Revised understanding, or discovery, is for me the chief reason for making a poem. Since revision requires repetition, and repetition is emphasis, Nguyen’s poem proves that lyric discovery is enacted by patterning and meaningful disruption. That every stanza is a couplet—but for stanza 5—is another point of disruption. While couplets signal duality, a dialectic between two forces, stanza 5 is a monostich, a single-line stanza, that calls attention to its isolated utterance: “what days aren’t pinched by absence” (40). While “Shred” is cast primarily in the indicative grammatical mood, this utterance shifts to the interrogative, a question, without the attending question mark. It suggests that the query can barely be asked, that it is, in itself, rhetorical, much like the experience of displaced Vietnamese people. This demonstrates, again, how muscularity not only elevates a poem’s subject towards formal resonance, but also does so by revealing the inner life of the subject.

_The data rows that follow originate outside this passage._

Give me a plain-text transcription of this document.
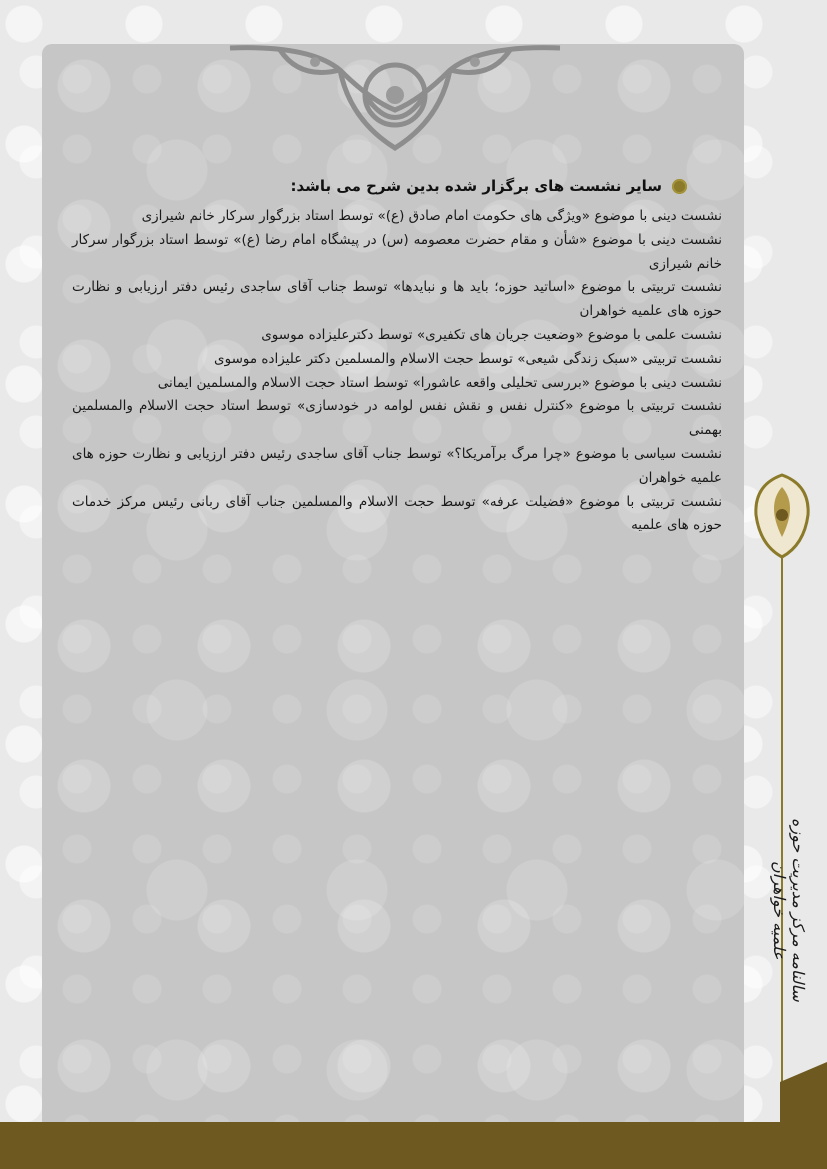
سایر نشست های برگزار شده بدین شرح می باشد:

نشست دینی با موضوع «ویژگی های حکومت امام صادق (ع)» توسط استاد بزرگوار سرکار خانم شیرازی

نشست دینی با موضوع «شأن و مقام حضرت معصومه (س) در پیشگاه امام رضا (ع)» توسط استاد بزرگوار سرکار خانم شیرازی

نشست تربیتی با موضوع «اساتید حوزه؛ باید ها و نبایدها» توسط جناب آقای ساجدی رئیس دفتر ارزیابی و نظارت حوزه های علمیه خواهران

نشست علمی با موضوع «وضعیت جریان های تکفیری» توسط دکترعلیزاده موسوی

نشست تربیتی «سبک زندگی شیعی» توسط حجت الاسلام والمسلمین دکتر علیزاده موسوی

نشست دینی با موضوع «بررسی تحلیلی واقعه عاشورا» توسط استاد حجت الاسلام والمسلمین ایمانی

نشست تربیتی با موضوع «کنترل نفس و نقش نفس لوامه در خودسازی» توسط استاد حجت الاسلام والمسلمین بهمنی

نشست سیاسی با موضوع «چرا مرگ برآمریکا؟» توسط جناب آقای ساجدی رئیس دفتر ارزیابی و نظارت حوزه های علمیه خواهران

نشست تربیتی با موضوع «فضیلت عرفه» توسط حجت الاسلام والمسلمین جناب آقای ربانی رئیس مرکز خدمات حوزه های علمیه

سالنامه مرکز مدیریت حوزه علمیه خواهران
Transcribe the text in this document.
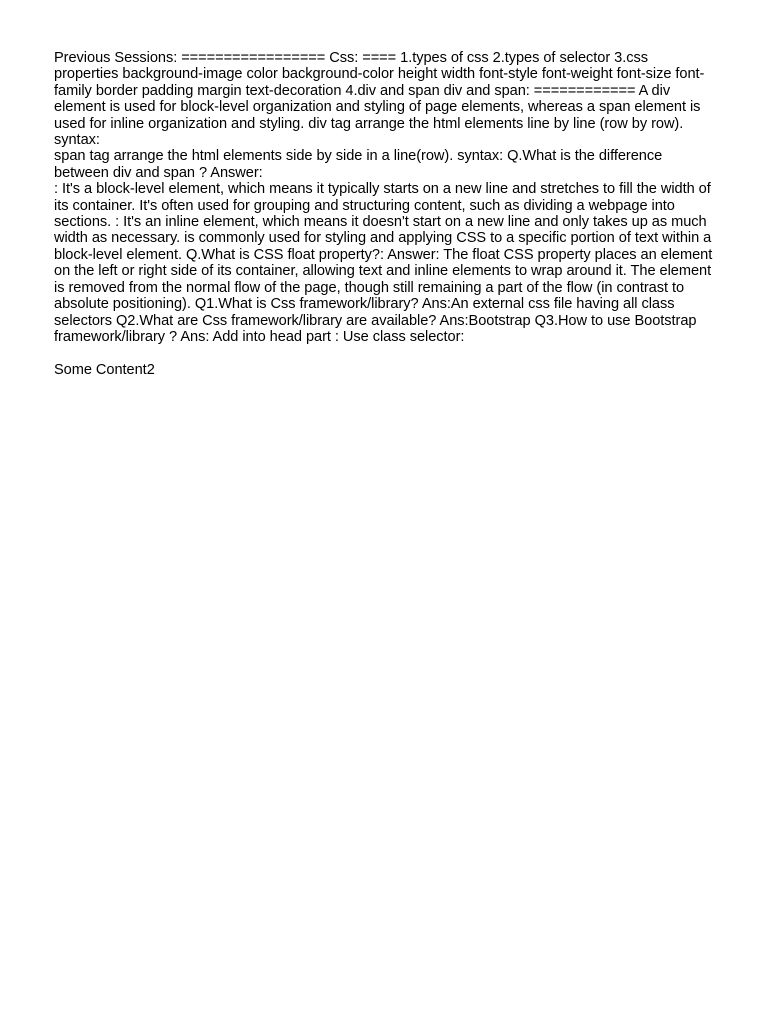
Previous Sessions: ================= Css: ==== 1.types of css 2.types of selector 3.css properties background-image color background-color height width font-style font-weight font-size font-family border padding margin text-decoration 4.div and span div and span: ============ A div element is used for block-level organization and styling of page elements, whereas a span element is used for inline organization and styling. div tag arrange the html elements line by line (row by row). syntax:

span tag arrange the html elements side by side in a line(row). syntax: Q.What is the difference between div and span ? Answer:

: It's a block-level element, which means it typically starts on a new line and stretches to fill the width of its container. It's often used for grouping and structuring content, such as dividing a webpage into sections. : It's an inline element, which means it doesn't start on a new line and only takes up as much width as necessary. is commonly used for styling and applying CSS to a specific portion of text within a block-level element. Q.What is CSS float property?: Answer: The float CSS property places an element on the left or right side of its container, allowing text and inline elements to wrap around it. The element is removed from the normal flow of the page, though still remaining a part of the flow (in contrast to absolute positioning). Q1.What is Css framework/library? Ans:An external css file having all class selectors Q2.What are Css framework/library are available? Ans:Bootstrap Q3.How to use Bootstrap framework/library ? Ans: Add into head part : Use class selector:

Some Content2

Finally, the third pattern made and disrupted in “Shred” is point of view. Shifting from the collective “we” to the pronoun “I” in the final line, the poem’s speaker steps on stage to declare, “I could die today” (40). This intensely intimate utterance is at once a revelation of interiority—that because of days “pinched by absence,” talking “like jets missing home,” the speaker “could die”—and a completion of three consecutive off-rhymes: “destiny,” “city,” and “today.” I highlight this moment of disruption, with its relentless rhyme, to highlight also that this poem, its thirteen lines, is both in conversation with the sonnet tradition and a disruption of it. Although it ends brilliantly on what could be a heroic couplet, which typically signals closure and certitude, the omission of a fourteenth line formally and psychologically resists the impulse for closure. It is, to me, Nguyen’s way of reimagining what poetry can do to more accurately enact the experience of Vietnamese people throughout the diaspora, and likewise, it is an example of what Vietnamese poets, and our imagination, can do with poetry.

“Shred,” like all of Nguyen’s poems, is startling. It is stunning. And it remains a lighthouse guiding me to shore.

 

Works Cited

Nguyen, Hoa. Red Juice: Poems 1998-2008. Wave Books, 2014.

Phillips, Carl. “Muscularity and Eros: On Syntax.” At Length, atlengthmag.com/poetry/muscularity-and-eros-on-syntax/. Accessed 20 Aug. 2021.